Laying in the dark of my bedroom. It's ten twenty and I should be sleeping, but I can't stop wondering why I let that one glow-in-the-dark moon stay stuck to my ceiling for so long. I used to have a galaxy of stars and moons and planets stuck to my ceiling. I probably convinced my mom to buy them for me on one of our trips to A.C. Moore. All the planets were unique, all the stars looked exactly the same and all the moons were trying to be unique, but all had the same number of the same sized craters. One Moon is left standing now, well, technically sticking to my ceiling. Every star and planet has fallen out of my pseudo sky over the last 6 years.
This one last moon is almost completely centered in the middle of my ceiling. A dried up rose is pinned next to it. Where I got this rose I don't remember. Why I leave that lone moon on my ceiling I don't understand. Maybe it has become a representation of who I was, because I never noticed it until now, glowing in the dark.
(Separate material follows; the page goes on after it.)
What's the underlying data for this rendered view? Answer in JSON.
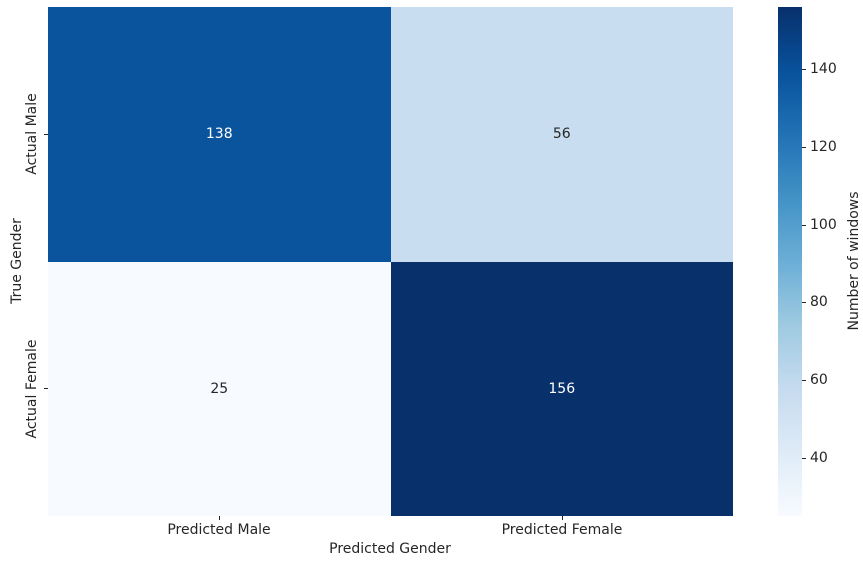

The puddy like glue that I used to keep the other constellations sticking is still cemented there above me. The puddy marks are just random dots of glue, but they seem more like scars to me. It's like the false sky that I pasted up years ago was a representation of who I thought myself to be. As years passed I found out I was not any of those things and the stars and planets started to fall. Before I began my junior year in high school I had an argument with my parents in which I exploded and shouted that, “If my ten year old self could see me now, I would hate me!”. That is when I had one last moon to stare at all night. I had the one last piece of myself that I knew, and that was only the fact that I existed.
Now, I am soon to paint the whole night sky on my ceiling like Vincent Van Gogh. It could chip away, but only if you had the right tools. It will be a new representation of who I can become and part of who I am now, because I am no longer one lone moon, I am a galaxy again. I am my own night sky dripping with color and swirling with lights.